Barbra Streisand: He’s lying. That’s not what you said yesterday.
Seth Rogen: That’s not true. I only would have done it if Barbra was doing it. No for me it was funny. They were like why don’t you do this movie with Barbra, but Barbra’s not sure if she wants to do it. And I was like, “Well, just let me know if she says yes.” And then I really made like two movies during that time and we were like editing 50/50 and I got a call and they were like, “Barbra said yes.” Really? Oh, okay, great.
Barbra Streisand: It’s great to feel wanted, you know.
Barbra you look great in the film and here today, what is your secret?
Barbra Streisand: God, what is my secret?
Seth Rogen: Sitting next to me helps.
Barbra Streisand: He is so funny. That was funny, Seth, very funny. No, if you knew all my self-doubt. My God. I don’t know. Maybe I’m slightly childish or something like that. I don’t know. I kind of like the child part of me. Maybe it reflects in my face or something. I don’t know.
Barbra, you can sing and you act, serious, comedy and compose, write, direct and everything you’ve so done well. So what you cannot do well?
Barbra Streisand: I can’t cook. I can’t cook at all. I mean I would not know how to make coffee or sort of boil an egg. Maybe I could figure that one out.
Seth Rogen: You should just try one day.
Barbra Streisand: I took cooking classes. By the way, I know how to make chocolate soufflé.
Seth Rogen: That’s pretty good.
Barbra Streisand: Just ask me if I want to make chocolate soufflé. I’d rather have somebody else make the chocolate soufflé and I eat it because I found when I took cooking classes, I didn’t wanna eat it, you know. The joy was gone. I was always filthy with the stuff and how do they keep their hands clean and then cleaning up. No, I don’t like that much.

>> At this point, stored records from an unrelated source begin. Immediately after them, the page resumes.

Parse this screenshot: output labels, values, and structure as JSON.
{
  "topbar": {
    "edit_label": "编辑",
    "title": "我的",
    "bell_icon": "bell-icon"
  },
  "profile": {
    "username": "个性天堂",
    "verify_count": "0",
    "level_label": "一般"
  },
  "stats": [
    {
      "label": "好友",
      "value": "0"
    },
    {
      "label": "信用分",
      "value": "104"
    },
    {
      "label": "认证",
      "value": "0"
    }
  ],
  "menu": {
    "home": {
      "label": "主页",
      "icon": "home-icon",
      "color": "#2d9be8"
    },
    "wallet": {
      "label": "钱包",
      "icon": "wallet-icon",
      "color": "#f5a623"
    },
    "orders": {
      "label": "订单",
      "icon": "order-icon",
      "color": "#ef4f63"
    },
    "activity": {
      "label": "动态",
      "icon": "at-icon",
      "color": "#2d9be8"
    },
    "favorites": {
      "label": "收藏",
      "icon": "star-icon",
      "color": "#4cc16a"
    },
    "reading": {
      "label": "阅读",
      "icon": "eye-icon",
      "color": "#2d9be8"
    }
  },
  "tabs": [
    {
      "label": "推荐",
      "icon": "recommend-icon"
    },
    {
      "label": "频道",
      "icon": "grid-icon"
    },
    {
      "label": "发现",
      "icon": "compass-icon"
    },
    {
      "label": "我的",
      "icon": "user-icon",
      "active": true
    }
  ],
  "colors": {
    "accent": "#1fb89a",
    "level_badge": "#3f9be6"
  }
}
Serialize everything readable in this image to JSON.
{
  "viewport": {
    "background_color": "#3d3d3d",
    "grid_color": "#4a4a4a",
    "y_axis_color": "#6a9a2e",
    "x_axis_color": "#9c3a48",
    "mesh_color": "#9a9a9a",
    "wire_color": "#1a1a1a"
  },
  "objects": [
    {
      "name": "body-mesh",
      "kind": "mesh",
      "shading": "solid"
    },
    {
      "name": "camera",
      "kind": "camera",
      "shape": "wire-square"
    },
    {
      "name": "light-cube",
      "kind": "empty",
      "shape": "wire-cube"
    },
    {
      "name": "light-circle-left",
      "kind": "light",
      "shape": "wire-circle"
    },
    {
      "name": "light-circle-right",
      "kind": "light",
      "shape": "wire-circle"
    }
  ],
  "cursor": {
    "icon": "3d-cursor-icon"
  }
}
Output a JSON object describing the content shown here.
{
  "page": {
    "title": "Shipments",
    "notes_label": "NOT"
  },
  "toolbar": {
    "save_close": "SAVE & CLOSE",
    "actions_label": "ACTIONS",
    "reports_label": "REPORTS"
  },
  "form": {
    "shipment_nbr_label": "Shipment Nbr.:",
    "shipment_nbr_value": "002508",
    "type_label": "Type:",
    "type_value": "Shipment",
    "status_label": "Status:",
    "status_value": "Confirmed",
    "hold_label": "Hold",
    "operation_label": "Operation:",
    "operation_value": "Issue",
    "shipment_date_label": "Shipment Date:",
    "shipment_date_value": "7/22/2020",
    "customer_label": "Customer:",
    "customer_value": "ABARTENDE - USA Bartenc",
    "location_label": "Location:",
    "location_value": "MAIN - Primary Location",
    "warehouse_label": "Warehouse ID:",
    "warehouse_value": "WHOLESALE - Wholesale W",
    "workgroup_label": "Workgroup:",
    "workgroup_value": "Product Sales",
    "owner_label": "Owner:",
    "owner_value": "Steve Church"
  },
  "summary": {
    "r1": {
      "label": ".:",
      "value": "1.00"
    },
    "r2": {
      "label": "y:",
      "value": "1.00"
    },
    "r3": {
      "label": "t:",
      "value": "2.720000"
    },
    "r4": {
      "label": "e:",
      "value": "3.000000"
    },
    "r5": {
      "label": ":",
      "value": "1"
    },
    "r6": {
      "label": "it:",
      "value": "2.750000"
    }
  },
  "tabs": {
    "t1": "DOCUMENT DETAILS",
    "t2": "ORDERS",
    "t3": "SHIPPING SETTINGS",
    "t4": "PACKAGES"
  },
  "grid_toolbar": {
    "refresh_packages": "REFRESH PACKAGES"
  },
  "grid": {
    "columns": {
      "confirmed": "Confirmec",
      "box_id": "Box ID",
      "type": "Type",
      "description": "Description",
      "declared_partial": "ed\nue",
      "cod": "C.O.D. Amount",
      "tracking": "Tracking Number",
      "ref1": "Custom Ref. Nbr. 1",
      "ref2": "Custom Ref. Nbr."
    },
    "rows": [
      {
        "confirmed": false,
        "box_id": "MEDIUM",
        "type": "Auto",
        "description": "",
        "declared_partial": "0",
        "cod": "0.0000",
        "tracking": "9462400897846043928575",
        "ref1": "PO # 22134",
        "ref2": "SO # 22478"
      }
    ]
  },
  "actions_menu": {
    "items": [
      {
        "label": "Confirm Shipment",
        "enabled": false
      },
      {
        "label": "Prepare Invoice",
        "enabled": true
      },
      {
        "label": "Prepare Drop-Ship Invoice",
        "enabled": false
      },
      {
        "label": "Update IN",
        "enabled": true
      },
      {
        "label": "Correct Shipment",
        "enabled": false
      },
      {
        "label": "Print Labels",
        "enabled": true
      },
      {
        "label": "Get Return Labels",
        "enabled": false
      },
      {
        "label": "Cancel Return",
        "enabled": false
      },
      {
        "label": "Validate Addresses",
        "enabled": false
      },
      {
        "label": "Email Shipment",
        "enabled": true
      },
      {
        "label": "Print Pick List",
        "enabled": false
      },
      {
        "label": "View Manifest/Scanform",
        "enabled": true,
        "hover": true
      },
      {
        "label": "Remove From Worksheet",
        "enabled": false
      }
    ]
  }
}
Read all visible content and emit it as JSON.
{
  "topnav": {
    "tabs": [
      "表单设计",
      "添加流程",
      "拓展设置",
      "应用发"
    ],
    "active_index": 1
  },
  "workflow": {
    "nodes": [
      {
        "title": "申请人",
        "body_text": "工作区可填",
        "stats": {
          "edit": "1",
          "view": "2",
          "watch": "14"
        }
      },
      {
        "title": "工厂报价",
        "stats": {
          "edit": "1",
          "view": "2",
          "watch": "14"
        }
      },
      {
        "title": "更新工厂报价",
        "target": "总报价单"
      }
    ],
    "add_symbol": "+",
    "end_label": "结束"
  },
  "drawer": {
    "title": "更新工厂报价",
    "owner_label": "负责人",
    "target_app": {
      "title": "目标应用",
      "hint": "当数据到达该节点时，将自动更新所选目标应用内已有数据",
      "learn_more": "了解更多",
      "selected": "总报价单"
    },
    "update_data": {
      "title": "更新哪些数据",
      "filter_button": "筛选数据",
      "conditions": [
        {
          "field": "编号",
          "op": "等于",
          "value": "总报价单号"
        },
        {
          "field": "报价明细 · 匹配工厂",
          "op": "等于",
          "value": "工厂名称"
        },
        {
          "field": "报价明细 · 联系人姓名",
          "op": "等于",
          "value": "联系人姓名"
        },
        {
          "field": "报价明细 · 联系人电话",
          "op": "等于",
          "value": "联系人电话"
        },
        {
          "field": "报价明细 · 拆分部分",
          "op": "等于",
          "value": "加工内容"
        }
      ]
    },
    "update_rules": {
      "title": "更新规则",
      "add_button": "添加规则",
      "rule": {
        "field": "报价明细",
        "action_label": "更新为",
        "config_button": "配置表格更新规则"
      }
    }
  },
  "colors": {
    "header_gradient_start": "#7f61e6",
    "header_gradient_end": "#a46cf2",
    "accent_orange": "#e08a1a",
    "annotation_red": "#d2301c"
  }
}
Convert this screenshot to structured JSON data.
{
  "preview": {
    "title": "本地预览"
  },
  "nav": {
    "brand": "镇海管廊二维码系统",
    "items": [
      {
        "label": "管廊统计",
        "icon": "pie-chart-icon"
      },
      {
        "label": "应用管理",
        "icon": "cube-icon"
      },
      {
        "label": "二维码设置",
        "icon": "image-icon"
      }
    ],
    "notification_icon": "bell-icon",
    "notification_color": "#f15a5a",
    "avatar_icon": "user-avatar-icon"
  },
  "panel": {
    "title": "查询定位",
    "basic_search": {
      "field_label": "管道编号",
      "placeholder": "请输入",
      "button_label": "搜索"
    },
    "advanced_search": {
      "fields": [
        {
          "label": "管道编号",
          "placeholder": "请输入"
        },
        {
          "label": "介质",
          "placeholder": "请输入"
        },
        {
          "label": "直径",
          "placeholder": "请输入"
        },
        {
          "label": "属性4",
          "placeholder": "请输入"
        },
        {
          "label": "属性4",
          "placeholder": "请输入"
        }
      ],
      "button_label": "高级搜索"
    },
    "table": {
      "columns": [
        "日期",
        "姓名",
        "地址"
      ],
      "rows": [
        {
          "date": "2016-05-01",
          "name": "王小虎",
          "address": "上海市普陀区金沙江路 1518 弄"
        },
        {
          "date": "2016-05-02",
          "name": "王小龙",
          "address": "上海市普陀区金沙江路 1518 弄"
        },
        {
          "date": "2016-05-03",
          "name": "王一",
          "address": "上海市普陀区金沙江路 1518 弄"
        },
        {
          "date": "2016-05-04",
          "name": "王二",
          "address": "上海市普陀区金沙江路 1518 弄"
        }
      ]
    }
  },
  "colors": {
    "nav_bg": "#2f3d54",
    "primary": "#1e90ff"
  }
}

Seth how did you approach your character Andy?
Seth Rogen: How I approached Andy. I mean I really thought of it kind of it’s like a very real time performance. You are kind of just thrown into the movie with him so I kinda thought I should be as real and natural as possible. He’s not a particular funny guy. He’s not even in a particularly good mood for the majority of the movie. But I thought that, you know, if you seem a little vulnerable, people seem to relate to that and I think that was kind of the balance. We got options, honestly I would do takes where I was more harsh with Barbra and takes where I was less harsh and takes where I was more annoyed and less annoyed and takes where I was just fully entertained by her and takes where I was like, “Oh, just the fuck up.” We knew that it would be somewhere in there. To me that’s kind of how I act especially when you don’t know. The line is how annoying can she be versus how annoyed can he be and when does that start to get grating. You gotta make sure you relate with both of them. Is it too much on her? Is it too much on him? So we talked a lot about it while we were filming just as far as like, “Okay, that last take was harsh. We should make sure we get one that’s less harsh.”
Barbra Streisand: It’s like playing an instrument. I mean as the director, you know, she modulates. But it is interesting, isn’t it? When we started to show the movie and then if they found him a little mean to me, she had that many takes, you know. I love it because it’s a transformative kind of movie. I mean they start at one point. Both of them kind of tragically alone. Not finding a mate and then at the end there are many more possibilities, the horizons open. Oh, there’s more to life than The Gap. He took me out of my shell. It was a very loving gesture and so it’s about love. I always say it’s a different kind of love story.
Seth Rogen: Which to me sounds gross.
Barbra Streisand: See where your mind goes. His mind goes to the sexual always, right?
Seth Rogen: Right in the gutter, right in the gutter.